Monday, August 31, 2015

Markets subdued; Central Bank’s 13 per cent on FD

Fears that the US debt woes along with the European crisis could snowball into a full-fledged slowdown hasn’t died down with there being a buzz that the current crisis could be even worse than the 2008 global meltdown and this has led to the benchmark index, the Sensex, of the Bombay Stock Exchange plunging 292.84 points (1.8 per cent) to close at 15,848.83 points last Friday.

The stock markets have been under a bear grip and, with last Friday’s figures, this has been the fifth weekly drop in a row for the benchmark Sensex.

The National Stock Exchange’s 50-share Nifty also fell almost 2 per cent during weekly trade to close at 4,747.8 points last Friday.

The bourses have not only remained subdued but also highly volatile, especially last week, when the 30-scrip benchmark Sensex gained more than 2 per cent in the first two days of trading. But in the remaining part of the week, the Sensex headed south.

Like any bear market, the stock markets also witnessed intense selling pressure. Only three scrips among the Sensex stocks ended on a positive note.

They include Hero MotoCorp, which saw a rise of 2.7 per cent at Rs 1,952.45, Mahindra, up 1.2 per cent at Rs 704.65 and Infosys, which went up 0.68 per cent to Rs 2,204.55.

Among the big losers from the Sensex pack were Jaiprakash Associates, down 7.58 per cent at Rs 54.90, DLF, which slid 5.76 per cent to Rs 175.85, Tata Steel, which tanked 4.77 per cent at Rs 422.25, and RIL, which fell 4.61 per cent to Rs 719.50.

Bucking the trend somewhat, other bourses in Asia witnessed mixed fortunes. The Japanese Nikkei ended 0.29 per cent higher at 8,797.78 points, while Hong Kong’s Hang Seng closed 0.86 per cent lower at 19,582.88 points.

The Chinese Shanghai Composite index also fell 0.12 per cent to 2,612.19 points.

However, the American bourses got a boost from its apex bank with Federal Reserve chairman Ben Bernanke saying regulators would provide economic stimulus in case it is needed to bring the US on the growth path again.

The Dow Jones Industrial Average ended 1.21 per cent higher at 11,284.50 points and the S&P 500 index went up 1.51 per cent to close at 1,176.80 points on Friday.

The European crisis continued to take a toll on the region’s bourses with the French CAC 40 falling 1.01 per cent to 3,087.64 points. The German DAX slid 0.84 per cent to 5,537.48 points and the UK’s FTSE 100 closed a tad lower at 5,129.92 points.

Double your money in seven and half years with Central Bank FD

With stock markets on a bear grip, it is time to pick some attractive scrips. But those doing so will need to have sound knowledge of the markets. Picking stocks now (at rock-bottom rates) can provide very attractive returns in the middle to long term (three to five years).

Alternatively, the Central Bank of India has launched a fixed deposit or FD scheme which offers to double your money in seven and half years.

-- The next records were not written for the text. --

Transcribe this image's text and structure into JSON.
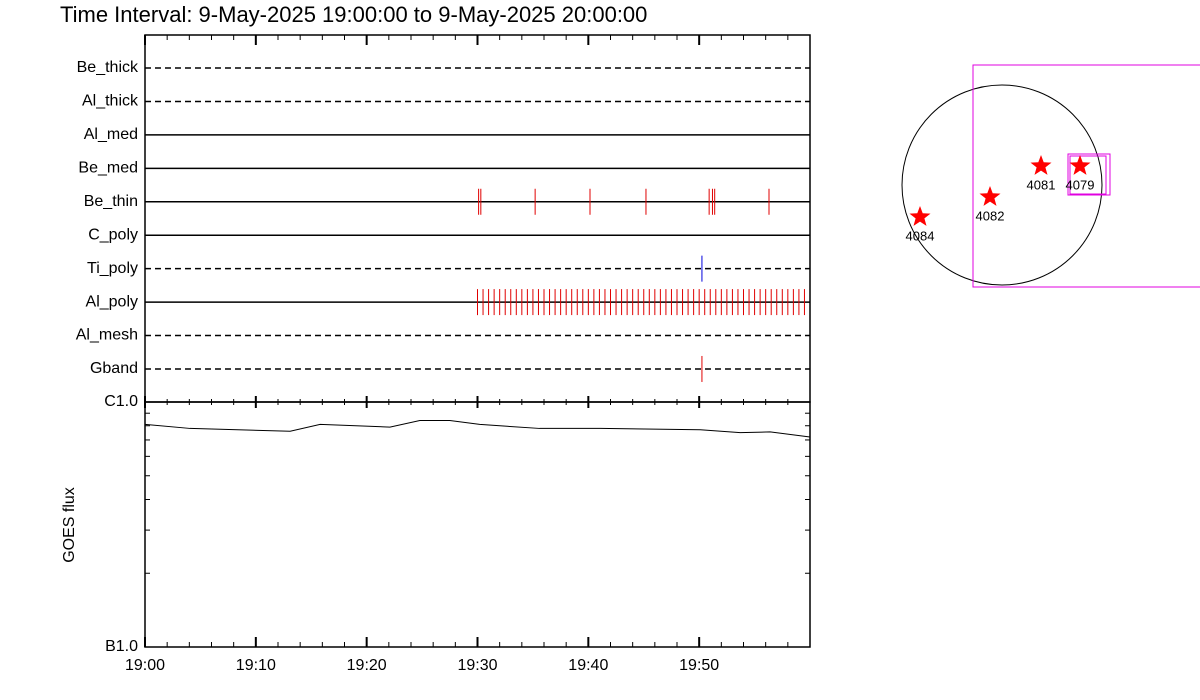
{
  "chart_data": [
    {
      "type": "event",
      "title": "Time Interval:  9-May-2025 19:00:00 to  9-May-2025 20:00:00",
      "xlim": [
        0,
        60
      ],
      "series": [
        {
          "name": "Be_thick",
          "style": "dashed",
          "color": "#e00000",
          "values": []
        },
        {
          "name": "Al_thick",
          "style": "dashed",
          "color": "#e00000",
          "values": []
        },
        {
          "name": "Al_med",
          "style": "solid",
          "color": "#e00000",
          "values": []
        },
        {
          "name": "Be_med",
          "style": "solid",
          "color": "#e00000",
          "values": []
        },
        {
          "name": "Be_thin",
          "style": "solid",
          "color": "#e00000",
          "values": [
            30.1,
            30.3,
            35.2,
            40.15,
            45.2,
            50.9,
            51.2,
            51.4,
            56.3
          ]
        },
        {
          "name": "C_poly",
          "style": "solid",
          "color": "#e00000",
          "values": []
        },
        {
          "name": "Ti_poly",
          "style": "dashed",
          "color": "#0000dd",
          "values": [
            50.25
          ]
        },
        {
          "name": "Al_poly",
          "style": "solid",
          "color": "#e00000",
          "values": [
            30,
            30.5,
            31,
            31.5,
            32,
            32.5,
            33,
            33.5,
            34,
            34.5,
            35,
            35.5,
            36,
            36.5,
            37,
            37.5,
            38,
            38.5,
            39,
            39.5,
            40,
            40.5,
            41,
            41.5,
            42,
            42.5,
            43,
            43.5,
            44,
            44.5,
            45,
            45.5,
            46,
            46.5,
            47,
            47.5,
            48,
            48.5,
            49,
            49.5,
            50,
            50.5,
            51,
            51.5,
            52,
            52.5,
            53,
            53.5,
            54,
            54.5,
            55,
            55.5,
            56,
            56.5,
            57,
            57.5,
            58,
            58.5,
            59,
            59.5
          ]
        },
        {
          "name": "Al_mesh",
          "style": "dashed",
          "color": "#e00000",
          "values": []
        },
        {
          "name": "Gband",
          "style": "dashed",
          "color": "#e00000",
          "values": [
            50.25
          ]
        }
      ]
    },
    {
      "type": "line",
      "y_label": "GOES flux",
      "log_y": true,
      "xlim": [
        0,
        60
      ],
      "xticks": [
        {
          "value": 0,
          "label": "19:00"
        },
        {
          "value": 10,
          "label": "19:10"
        },
        {
          "value": 20,
          "label": "19:20"
        },
        {
          "value": 30,
          "label": "19:30"
        },
        {
          "value": 40,
          "label": "19:40"
        },
        {
          "value": 50,
          "label": "19:50"
        }
      ],
      "ylim": [
        1e-07,
        1e-06
      ],
      "yticks": [
        {
          "value": 1e-06,
          "label": "C1.0"
        },
        {
          "value": 1e-07,
          "label": "B1.0"
        }
      ],
      "yminor": [
        2e-07,
        3e-07,
        4e-07,
        5e-07,
        6e-07,
        7e-07,
        8e-07,
        9e-07
      ],
      "series": [
        {
          "name": "GOES",
          "color": "#000000",
          "x": [
            0,
            4.06,
            13.1,
            15.8,
            22.1,
            24.8,
            27.5,
            30.2,
            35.6,
            41.1,
            50.1,
            53.7,
            56.4,
            60
          ],
          "values": [
            8.1e-07,
            7.8e-07,
            7.6e-07,
            8.1e-07,
            7.9e-07,
            8.4e-07,
            8.4e-07,
            8.1e-07,
            7.8e-07,
            7.8e-07,
            7.7e-07,
            7.5e-07,
            7.55e-07,
            7.2e-07
          ]
        }
      ]
    }
  ],
  "map": {
    "regions": [
      "4084",
      "4082",
      "4081",
      "4079"
    ]
  }
}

The scheme, known as Cent Double, will give an annualised return of 13.33 per cent and is open from September 1 to December 31.

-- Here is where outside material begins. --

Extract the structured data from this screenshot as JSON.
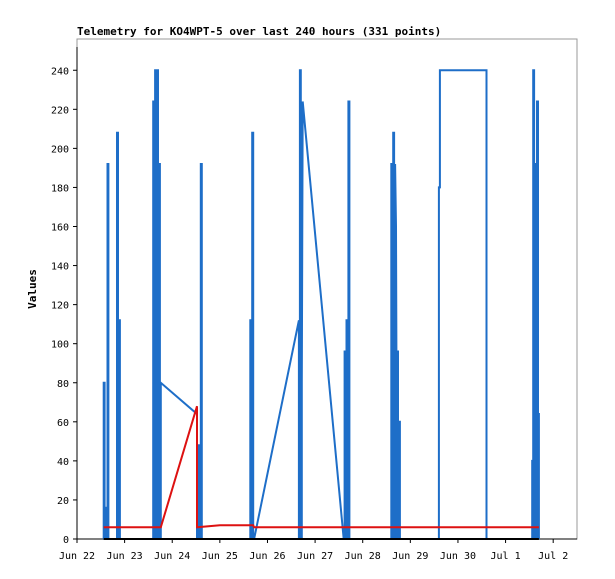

For senior citizens, the annualised return is a tad higher at 14.93 per cent where the money will double in seven years and three months.

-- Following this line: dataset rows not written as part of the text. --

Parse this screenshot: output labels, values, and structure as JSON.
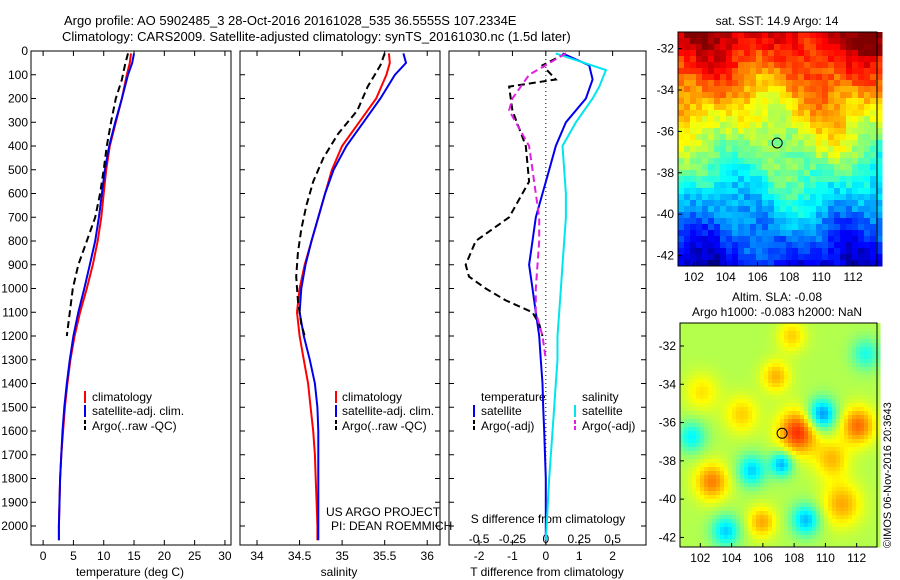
{
  "header": {
    "line1": "Argo profile: AO 5902485_3 28-Oct-2016 20161028_535 36.5555S 107.2334E",
    "line2": "Climatology: CARS2009. Satellite-adjusted climatology: synTS_20161030.nc (1.5d later)"
  },
  "credit": "©IMOS 06-Nov-2016 20:3643",
  "project": {
    "line1": "US ARGO PROJECT",
    "line2": "PI: DEAN ROEMMICH"
  },
  "colors": {
    "red": "#ff0000",
    "blue": "#0000ee",
    "black": "#000000",
    "cyan": "#00e5ee",
    "magenta": "#e020e0"
  },
  "chart_data": [
    {
      "type": "line",
      "xlabel": "temperature (deg C)",
      "ylabel": "",
      "xlim": [
        -2,
        31
      ],
      "ylim": [
        2080,
        0
      ],
      "xticks": [
        "0",
        "5",
        "10",
        "15",
        "20",
        "25",
        "30"
      ],
      "yticks": [
        "0",
        "100",
        "200",
        "300",
        "400",
        "500",
        "600",
        "700",
        "800",
        "900",
        "1000",
        "1100",
        "1200",
        "1300",
        "1400",
        "1500",
        "1600",
        "1700",
        "1800",
        "1900",
        "2000"
      ],
      "legend": [
        "climatology",
        "satellite-adj. clim.",
        "Argo(..raw -QC)"
      ],
      "series": [
        {
          "name": "climatology",
          "color": "red",
          "dash": "solid",
          "x": [
            14.5,
            14.3,
            13.8,
            13.0,
            12.0,
            11.0,
            10.4,
            10.0,
            9.6,
            9.0,
            8.2,
            7.2,
            6.1,
            5.2,
            4.5,
            4.0,
            3.6,
            3.3,
            3.0,
            2.8,
            2.7,
            2.6,
            2.6
          ],
          "y": [
            10,
            50,
            100,
            200,
            300,
            400,
            500,
            600,
            700,
            800,
            900,
            1000,
            1100,
            1200,
            1300,
            1400,
            1500,
            1600,
            1700,
            1800,
            1900,
            2000,
            2060
          ]
        },
        {
          "name": "satellite-adj. clim.",
          "color": "blue",
          "dash": "solid",
          "x": [
            15.0,
            14.7,
            14.0,
            13.0,
            11.9,
            10.9,
            10.2,
            9.7,
            9.2,
            8.6,
            7.7,
            6.8,
            5.8,
            5.0,
            4.4,
            3.9,
            3.5,
            3.2,
            3.0,
            2.8,
            2.7,
            2.6,
            2.6
          ],
          "y": [
            10,
            50,
            100,
            200,
            300,
            400,
            500,
            600,
            700,
            800,
            900,
            1000,
            1100,
            1200,
            1300,
            1400,
            1500,
            1600,
            1700,
            1800,
            1900,
            2000,
            2060
          ]
        },
        {
          "name": "Argo(..raw -QC)",
          "color": "black",
          "dash": "dashed",
          "x": [
            14.0,
            13.5,
            13.0,
            12.0,
            11.2,
            10.5,
            10.0,
            9.4,
            8.6,
            7.2,
            5.8,
            4.9,
            4.4,
            3.9
          ],
          "y": [
            10,
            60,
            120,
            200,
            300,
            400,
            500,
            600,
            700,
            800,
            900,
            1000,
            1100,
            1200
          ]
        }
      ]
    },
    {
      "type": "line",
      "xlabel": "salinity",
      "ylabel": "",
      "xlim": [
        33.8,
        36.15
      ],
      "ylim": [
        2080,
        0
      ],
      "xticks": [
        "34",
        "34.5",
        "35",
        "35.5",
        "36"
      ],
      "legend": [
        "climatology",
        "satellite-adj. clim.",
        "Argo(..raw -QC)"
      ],
      "series": [
        {
          "name": "climatology",
          "color": "red",
          "dash": "solid",
          "x": [
            35.55,
            35.56,
            35.52,
            35.4,
            35.2,
            35.0,
            34.88,
            34.8,
            34.72,
            34.64,
            34.56,
            34.5,
            34.47,
            34.5,
            34.55,
            34.6,
            34.63,
            34.66,
            34.68,
            34.69,
            34.7,
            34.71,
            34.71
          ],
          "y": [
            10,
            50,
            100,
            200,
            300,
            400,
            500,
            600,
            700,
            800,
            900,
            1000,
            1100,
            1200,
            1300,
            1400,
            1500,
            1600,
            1700,
            1800,
            1900,
            2000,
            2060
          ]
        },
        {
          "name": "satellite-adj. clim.",
          "color": "blue",
          "dash": "solid",
          "x": [
            35.72,
            35.75,
            35.62,
            35.45,
            35.25,
            35.05,
            34.9,
            34.8,
            34.72,
            34.64,
            34.57,
            34.52,
            34.5,
            34.55,
            34.62,
            34.68,
            34.71,
            34.72,
            34.72,
            34.72,
            34.72,
            34.72,
            34.72
          ],
          "y": [
            10,
            50,
            100,
            200,
            300,
            400,
            500,
            600,
            700,
            800,
            900,
            1000,
            1100,
            1200,
            1300,
            1400,
            1500,
            1600,
            1700,
            1800,
            1900,
            2000,
            2060
          ]
        },
        {
          "name": "Argo(..raw -QC)",
          "color": "black",
          "dash": "dashed",
          "x": [
            35.5,
            35.45,
            35.3,
            35.18,
            34.95,
            34.78,
            34.66,
            34.58,
            34.52,
            34.48,
            34.46,
            34.48,
            34.52,
            34.56
          ],
          "y": [
            10,
            60,
            150,
            250,
            350,
            450,
            550,
            650,
            750,
            850,
            950,
            1050,
            1150,
            1200
          ]
        }
      ]
    },
    {
      "type": "line",
      "xlabel": "T difference from climatology",
      "xlabel_top": "S difference from climatology",
      "xlim": [
        -2.9,
        3.0
      ],
      "ylim": [
        2080,
        0
      ],
      "xticks": [
        "-2",
        "-1",
        "0",
        "1",
        "2"
      ],
      "xticks_top": [
        "-0.5",
        "-0.25",
        "0",
        "0.25",
        "0.5"
      ],
      "legend_headers": [
        "temperature",
        "salinity"
      ],
      "legend": [
        "satellite",
        "Argo(-adj)",
        "satellite",
        "Argo(-adj)"
      ],
      "series": [
        {
          "name": "satellite",
          "color": "blue",
          "dash": "solid",
          "x": [
            0.5,
            1.3,
            1.4,
            1.2,
            0.6,
            0.3,
            0.1,
            -0.1,
            -0.3,
            -0.4,
            -0.5,
            -0.4,
            -0.3,
            -0.2,
            -0.15,
            -0.1,
            -0.08,
            -0.05,
            0.0,
            0.0
          ],
          "y": [
            10,
            60,
            120,
            200,
            300,
            400,
            500,
            600,
            700,
            800,
            900,
            1000,
            1100,
            1200,
            1300,
            1400,
            1500,
            1600,
            1800,
            2060
          ]
        },
        {
          "name": "Argo(-adj)",
          "color": "black",
          "dash": "dashed",
          "x": [
            0.6,
            -0.1,
            0.3,
            -1.1,
            -1.0,
            -0.6,
            -0.5,
            -1.1,
            -2.1,
            -2.4,
            -2.3,
            -1.8,
            -1.2,
            -0.4,
            -0.2,
            -0.1
          ],
          "y": [
            10,
            60,
            120,
            150,
            250,
            400,
            550,
            700,
            800,
            900,
            950,
            1000,
            1050,
            1100,
            1150,
            1200
          ]
        },
        {
          "name": "satellite",
          "color": "cyan",
          "dash": "solid",
          "x": [
            0.3,
            1.8,
            1.6,
            1.4,
            0.9,
            0.5,
            0.55,
            0.6,
            0.6,
            0.55,
            0.5,
            0.45,
            0.4,
            0.35,
            0.35,
            0.3,
            0.25,
            0.1,
            0.0
          ],
          "y": [
            10,
            80,
            150,
            200,
            300,
            400,
            500,
            600,
            700,
            800,
            900,
            1000,
            1100,
            1200,
            1300,
            1400,
            1500,
            1800,
            2060
          ]
        },
        {
          "name": "Argo(-adj)",
          "color": "magenta",
          "dash": "dashed",
          "x": [
            0.6,
            -0.5,
            -1.0,
            -1.1,
            -0.5,
            -0.4,
            -0.3,
            -0.2,
            -0.2,
            -0.25,
            -0.3,
            -0.3,
            -0.2,
            -0.1,
            0.0
          ],
          "y": [
            10,
            100,
            200,
            250,
            400,
            500,
            600,
            700,
            800,
            900,
            1000,
            1100,
            1150,
            1200,
            1300
          ]
        }
      ]
    },
    {
      "type": "heatmap",
      "title": "sat. SST: 14.9 Argo: 14",
      "xlim": [
        101,
        113.5
      ],
      "ylim": [
        -42.5,
        -31.2
      ],
      "xticks": [
        "102",
        "104",
        "106",
        "108",
        "110",
        "112"
      ],
      "yticks": [
        "-32",
        "-34",
        "-36",
        "-38",
        "-40",
        "-42"
      ],
      "marker": {
        "lon": 107.23,
        "lat": -36.56
      }
    },
    {
      "type": "heatmap",
      "title": "Altim. SLA: -0.08",
      "subtitle": "Argo h1000: -0.083 h2000: NaN",
      "xlim": [
        100.7,
        113.3
      ],
      "ylim": [
        -42.5,
        -30.8
      ],
      "xticks": [
        "102",
        "104",
        "106",
        "108",
        "110",
        "112"
      ],
      "yticks": [
        "-32",
        "-34",
        "-36",
        "-38",
        "-40",
        "-42"
      ],
      "marker": {
        "lon": 107.23,
        "lat": -36.56
      }
    }
  ]
}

In metro cities and urban areas, the minimum deposit is Rs 10,000 while the minimum deposit for customers in rural and semi-urban areas is Rs 5,000.

With this move, Central Bank has becomes a trendsetter, and in another few months, many banks may follow suit with various attractive (and similar) schemes.

So, in the bear market, investors who want to play it safe can opt for fixed deposits now, which could offer around 13 per cent interest for investors in the short to medium term, which is highly attractive as well as safe compared with stocks.